Une fois la pandémie passée, j'étais encore ministre de la santé. Je me suis alors demandé quel type d'organisation aurait permis à la médecine de ville de nous aider. J'ai donc préconisé une organisation « dormante » qui permettrait de vacciner la population en mettant la médecine de ville au premier rang. Il s'agissait de repérer, dans un maillage territorial, un certain nombre de cabinets médicaux dont la topographie - deux portes d'accès -, le matériel - système de réfrigération, certains vaccins pouvant demander des températures plus basses, de l'ordre de - 20°C, groupe électrogène, etc. - et les équipements de protection permettraient d'organiser une opération de vaccination. Ce réseau aurait dû être animé sur le terrain, il aurait permis un référencement. Je n'ai pu mener cette réflexion à terme, puisque les aléas de la vie politique ont fait que j'ai quitté le ministère de la santé. Néanmoins, voilà comment, pour ce qui concerne les outils à mettre en place, je voyais les choses en avril 2010, à la sortie de l'épidémie.

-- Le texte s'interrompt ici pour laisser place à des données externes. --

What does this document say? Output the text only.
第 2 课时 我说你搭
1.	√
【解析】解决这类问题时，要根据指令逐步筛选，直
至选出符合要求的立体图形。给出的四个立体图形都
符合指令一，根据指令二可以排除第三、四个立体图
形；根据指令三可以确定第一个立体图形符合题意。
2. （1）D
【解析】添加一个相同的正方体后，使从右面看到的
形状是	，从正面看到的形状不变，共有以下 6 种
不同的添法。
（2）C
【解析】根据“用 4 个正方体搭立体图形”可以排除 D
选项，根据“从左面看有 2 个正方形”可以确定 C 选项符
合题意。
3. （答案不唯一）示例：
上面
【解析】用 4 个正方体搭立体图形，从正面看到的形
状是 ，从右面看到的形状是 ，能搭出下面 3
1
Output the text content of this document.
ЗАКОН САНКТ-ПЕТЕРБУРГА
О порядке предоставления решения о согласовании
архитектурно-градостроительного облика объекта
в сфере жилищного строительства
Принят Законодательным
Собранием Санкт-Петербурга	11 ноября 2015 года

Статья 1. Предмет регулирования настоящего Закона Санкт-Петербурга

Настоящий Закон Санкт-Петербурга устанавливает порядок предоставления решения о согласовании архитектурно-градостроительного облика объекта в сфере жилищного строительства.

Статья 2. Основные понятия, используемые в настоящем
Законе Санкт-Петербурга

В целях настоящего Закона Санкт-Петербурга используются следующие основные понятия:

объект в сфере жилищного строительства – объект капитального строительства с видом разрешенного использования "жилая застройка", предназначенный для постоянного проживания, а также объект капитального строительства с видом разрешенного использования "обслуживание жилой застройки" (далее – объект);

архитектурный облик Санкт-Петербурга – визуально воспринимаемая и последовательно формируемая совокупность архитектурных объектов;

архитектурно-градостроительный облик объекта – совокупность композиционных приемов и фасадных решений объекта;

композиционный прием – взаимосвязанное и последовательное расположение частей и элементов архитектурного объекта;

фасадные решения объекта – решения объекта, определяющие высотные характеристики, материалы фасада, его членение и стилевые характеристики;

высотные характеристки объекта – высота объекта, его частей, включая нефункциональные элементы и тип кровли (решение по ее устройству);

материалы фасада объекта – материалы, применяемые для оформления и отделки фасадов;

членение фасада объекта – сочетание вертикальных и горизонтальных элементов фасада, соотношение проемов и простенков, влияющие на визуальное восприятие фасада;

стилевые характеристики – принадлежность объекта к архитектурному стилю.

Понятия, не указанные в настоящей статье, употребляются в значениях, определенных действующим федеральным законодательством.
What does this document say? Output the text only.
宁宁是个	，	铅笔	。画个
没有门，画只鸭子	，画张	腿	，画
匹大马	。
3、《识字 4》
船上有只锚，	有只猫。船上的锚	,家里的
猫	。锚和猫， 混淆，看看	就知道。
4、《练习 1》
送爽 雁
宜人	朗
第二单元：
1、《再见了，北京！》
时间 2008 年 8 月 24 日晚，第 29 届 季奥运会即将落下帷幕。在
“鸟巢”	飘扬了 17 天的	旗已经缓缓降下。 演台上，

À l'occasion de cette épidémie - et, en tant que citoyenne, je le déplore encore aujourd'hui -, je n'ai pu que constater que l'on avait terriblement baissé la garde sur un autre aspect : dans le pays de Pasteur, les notions fondamentales de l'asepsie paraissent avoir été oubliées. Voit-on les pharmaciens porter des masques au moment de l'épidémie de grippe saisonnière ? Non. Dans les cabinets médicaux, les médecins portent-ils une blouse ? Très rarement. Les médecins portent-ils un masque lorsqu'ils auscultent à domicile un malade atteint d'une angine à streptocoque ? Non. Il suffit d'aller dans les hôpitaux pour voir des blouses largement ouvertes. Il n'y a pas si longtemps, le port de la barbe était interdit dans les blocs chirurgicaux ; il est devenu courant. Je ne peux que regretter cette situation, et c'est en cela que j'ai appelé à la responsabilité de tous, lorsque j'ai été auditionnée à l'Assemblée nationale. J'espère que la pandémie actuelle permettra de revenir à ces précautions qui me paraissent totalement indispensables, et pas seulement en période d'épidémie.

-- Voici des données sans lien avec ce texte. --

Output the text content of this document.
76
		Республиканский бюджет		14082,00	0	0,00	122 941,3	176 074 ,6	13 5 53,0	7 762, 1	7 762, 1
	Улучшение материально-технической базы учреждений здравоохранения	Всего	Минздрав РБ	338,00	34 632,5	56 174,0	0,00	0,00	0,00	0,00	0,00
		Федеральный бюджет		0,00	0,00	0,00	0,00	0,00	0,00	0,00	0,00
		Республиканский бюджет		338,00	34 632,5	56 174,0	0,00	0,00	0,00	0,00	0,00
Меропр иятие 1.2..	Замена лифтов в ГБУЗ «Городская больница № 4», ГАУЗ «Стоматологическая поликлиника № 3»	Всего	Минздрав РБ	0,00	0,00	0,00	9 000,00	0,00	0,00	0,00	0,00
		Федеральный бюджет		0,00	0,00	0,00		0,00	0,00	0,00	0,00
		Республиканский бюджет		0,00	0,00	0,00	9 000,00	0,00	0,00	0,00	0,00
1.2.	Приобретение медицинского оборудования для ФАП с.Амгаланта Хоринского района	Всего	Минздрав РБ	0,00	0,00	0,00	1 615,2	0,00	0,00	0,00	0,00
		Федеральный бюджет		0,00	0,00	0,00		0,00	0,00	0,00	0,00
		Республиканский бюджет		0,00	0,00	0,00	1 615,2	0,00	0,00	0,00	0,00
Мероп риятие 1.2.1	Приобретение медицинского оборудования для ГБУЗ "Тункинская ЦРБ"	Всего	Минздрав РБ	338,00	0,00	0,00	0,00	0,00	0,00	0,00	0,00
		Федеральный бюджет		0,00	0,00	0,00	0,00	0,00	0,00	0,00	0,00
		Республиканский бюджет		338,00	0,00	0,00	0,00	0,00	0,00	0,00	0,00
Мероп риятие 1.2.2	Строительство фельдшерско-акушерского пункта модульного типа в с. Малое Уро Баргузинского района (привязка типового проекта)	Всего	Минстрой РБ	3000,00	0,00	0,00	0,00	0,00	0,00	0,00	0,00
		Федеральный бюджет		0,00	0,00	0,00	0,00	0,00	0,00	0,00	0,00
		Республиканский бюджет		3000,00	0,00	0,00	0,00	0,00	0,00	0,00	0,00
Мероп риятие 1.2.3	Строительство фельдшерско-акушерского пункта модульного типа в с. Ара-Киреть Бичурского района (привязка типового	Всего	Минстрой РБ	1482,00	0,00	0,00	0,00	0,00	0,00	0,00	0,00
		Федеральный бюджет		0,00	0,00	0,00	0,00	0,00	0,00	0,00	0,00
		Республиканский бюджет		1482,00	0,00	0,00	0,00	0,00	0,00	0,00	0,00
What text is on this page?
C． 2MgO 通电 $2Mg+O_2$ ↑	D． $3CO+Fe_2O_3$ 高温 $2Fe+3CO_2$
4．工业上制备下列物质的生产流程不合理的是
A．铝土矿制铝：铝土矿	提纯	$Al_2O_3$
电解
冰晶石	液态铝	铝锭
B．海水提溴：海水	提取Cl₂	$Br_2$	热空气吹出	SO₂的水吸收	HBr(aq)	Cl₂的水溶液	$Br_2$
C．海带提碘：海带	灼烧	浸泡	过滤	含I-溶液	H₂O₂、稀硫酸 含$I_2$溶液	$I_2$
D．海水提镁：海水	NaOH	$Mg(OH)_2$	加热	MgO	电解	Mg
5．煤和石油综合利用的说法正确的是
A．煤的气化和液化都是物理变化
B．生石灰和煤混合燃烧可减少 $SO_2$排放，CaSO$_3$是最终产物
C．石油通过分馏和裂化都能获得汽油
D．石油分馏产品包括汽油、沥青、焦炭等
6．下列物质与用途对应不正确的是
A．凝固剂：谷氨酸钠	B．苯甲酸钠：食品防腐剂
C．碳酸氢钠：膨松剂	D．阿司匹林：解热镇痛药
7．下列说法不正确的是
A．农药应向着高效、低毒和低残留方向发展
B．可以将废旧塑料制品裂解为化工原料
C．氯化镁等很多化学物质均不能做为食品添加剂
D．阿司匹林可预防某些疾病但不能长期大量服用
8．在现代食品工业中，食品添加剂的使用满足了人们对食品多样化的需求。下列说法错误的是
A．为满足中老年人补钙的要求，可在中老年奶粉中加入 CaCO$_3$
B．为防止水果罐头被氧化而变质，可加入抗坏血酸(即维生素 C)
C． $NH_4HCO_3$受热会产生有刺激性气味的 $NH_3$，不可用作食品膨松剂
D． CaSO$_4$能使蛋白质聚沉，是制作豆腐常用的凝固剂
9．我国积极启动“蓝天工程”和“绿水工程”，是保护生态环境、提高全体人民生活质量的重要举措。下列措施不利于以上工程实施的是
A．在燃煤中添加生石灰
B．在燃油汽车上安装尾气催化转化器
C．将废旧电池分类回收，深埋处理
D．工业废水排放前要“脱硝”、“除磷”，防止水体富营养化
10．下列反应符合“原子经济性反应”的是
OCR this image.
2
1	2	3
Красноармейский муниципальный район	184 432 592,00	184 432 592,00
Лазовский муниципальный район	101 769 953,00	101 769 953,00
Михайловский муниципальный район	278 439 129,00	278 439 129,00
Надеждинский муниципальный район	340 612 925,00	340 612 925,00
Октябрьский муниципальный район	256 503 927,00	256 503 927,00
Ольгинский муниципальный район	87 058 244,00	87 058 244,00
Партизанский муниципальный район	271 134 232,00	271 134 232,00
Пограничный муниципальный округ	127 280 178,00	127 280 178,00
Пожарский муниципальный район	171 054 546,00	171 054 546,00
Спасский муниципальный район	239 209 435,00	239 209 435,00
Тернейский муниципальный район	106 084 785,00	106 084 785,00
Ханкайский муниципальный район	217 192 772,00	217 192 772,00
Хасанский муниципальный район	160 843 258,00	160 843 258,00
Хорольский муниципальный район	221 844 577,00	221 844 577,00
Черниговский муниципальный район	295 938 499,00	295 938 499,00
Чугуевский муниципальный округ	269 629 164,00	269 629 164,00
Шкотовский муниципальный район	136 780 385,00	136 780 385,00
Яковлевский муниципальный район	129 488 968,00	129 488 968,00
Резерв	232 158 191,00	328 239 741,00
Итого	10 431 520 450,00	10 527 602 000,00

Vous avez parlé de la parole publique. Ce sujet dépasse largement la crise sanitaire actuelle. La dévalorisation de la parole publique sous les coups de boutoir de l'information en continu, d'internet, des réseaux, de tous les acteurs latéraux qui ont pris le manche, est extrêmement préoccupante et rend très difficile la gestion d'une crise pandémique. Comme le disait un éminent spécialiste de la désinformation : « Dire une contre-vérité prend une minute, la démonter prend dix heures. » Vous avez cité Taïwan, où plus le ministre de la santé prenait la parole, plus sa cote de popularité montait. Je ne sais si l'on peut transposer à la France les habitudes culturelles de ce pays ; je le souhaiterais, mais c'est peut-être illusoire !

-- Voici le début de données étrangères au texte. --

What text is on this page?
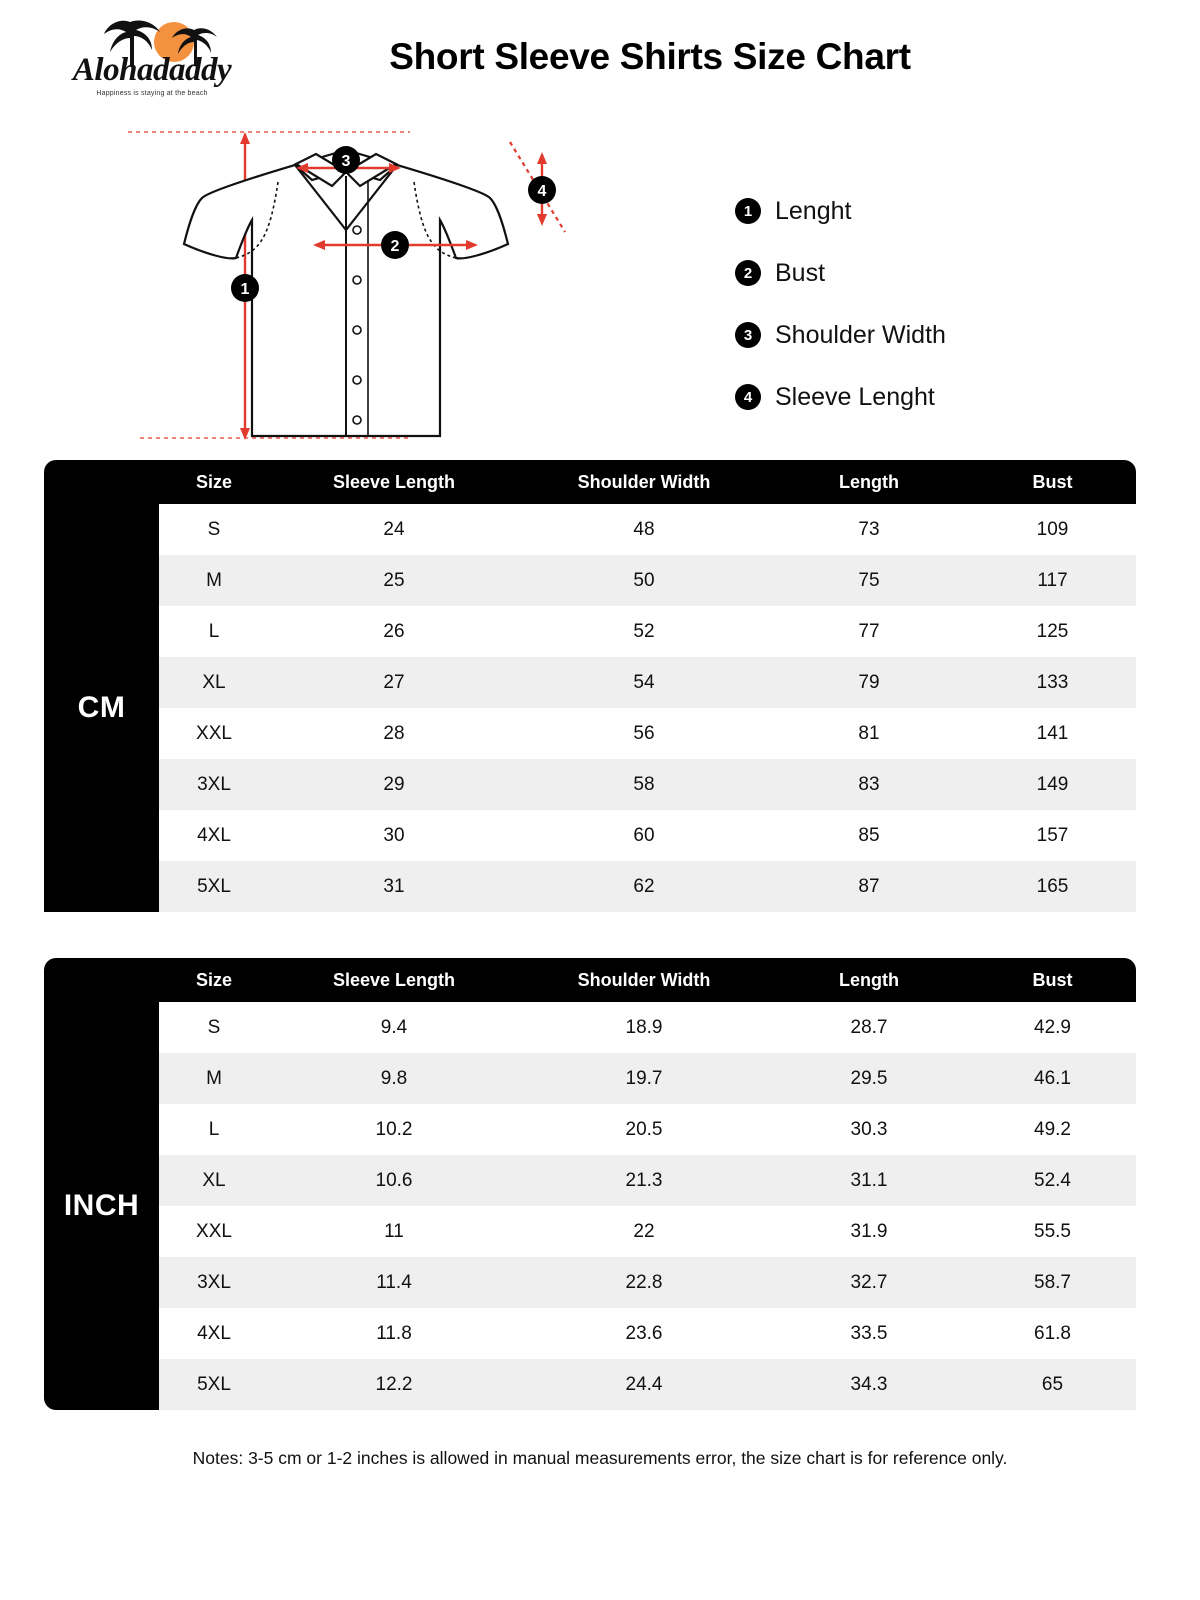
Alohadaddy
Happiness is staying at the beach
Short Sleeve Shirts Size Chart
1
2
3
4
1 Lenght
2 Bust
3 Shoulder Width
4 Sleeve Lenght
	Size	Sleeve Length	Shoulder Width	Length	Bust
CM	S	24	48	73	109
	M	25	50	75	117
	L	26	52	77	125
	XL	27	54	79	133
	XXL	28	56	81	141
	3XL	29	58	83	149
	4XL	30	60	85	157
	5XL	31	62	87	165
	Size	Sleeve Length	Shoulder Width	Length	Bust
INCH	S	9.4	18.9	28.7	42.9
	M	9.8	19.7	29.5	46.1
	L	10.2	20.5	30.3	49.2
	XL	10.6	21.3	31.1	52.4
	XXL	11	22	31.9	55.5
	3XL	11.4	22.8	32.7	58.7
	4XL	11.8	23.6	33.5	61.8
	5XL	12.2	24.4	34.3	65
Notes: 3-5 cm or 1-2 inches is allowed in manual measurements error, the size chart is for reference only.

Vous avez parlé du rôle du ministre de la santé. Bien entendu, il est responsable du pilotage opérationnel. Il pilote aussi la communication. Tout au long de la crise, j'ai tenu des rendez-vous réguliers sur l'évolution scientifique de l'épidémie : je ne crois pas avoir fait preuve une seule fois d'un excès de tranquillité ou de gravité ; j'ai toujours essayé de tenir le discours le plus factuel possible. En revanche, les décisions lourdes - achats de vaccins, éventualité d'un confinement, etc. - étaient prises dans le bureau du Président de la République, avec le Premier ministre et tous les ministres concernés. Les décisions structurantes étaient toujours prises dans un cadre interministériel et sous l'égide du Président de la République, mais le pilotage opérationnel revenait au ministre de la santé.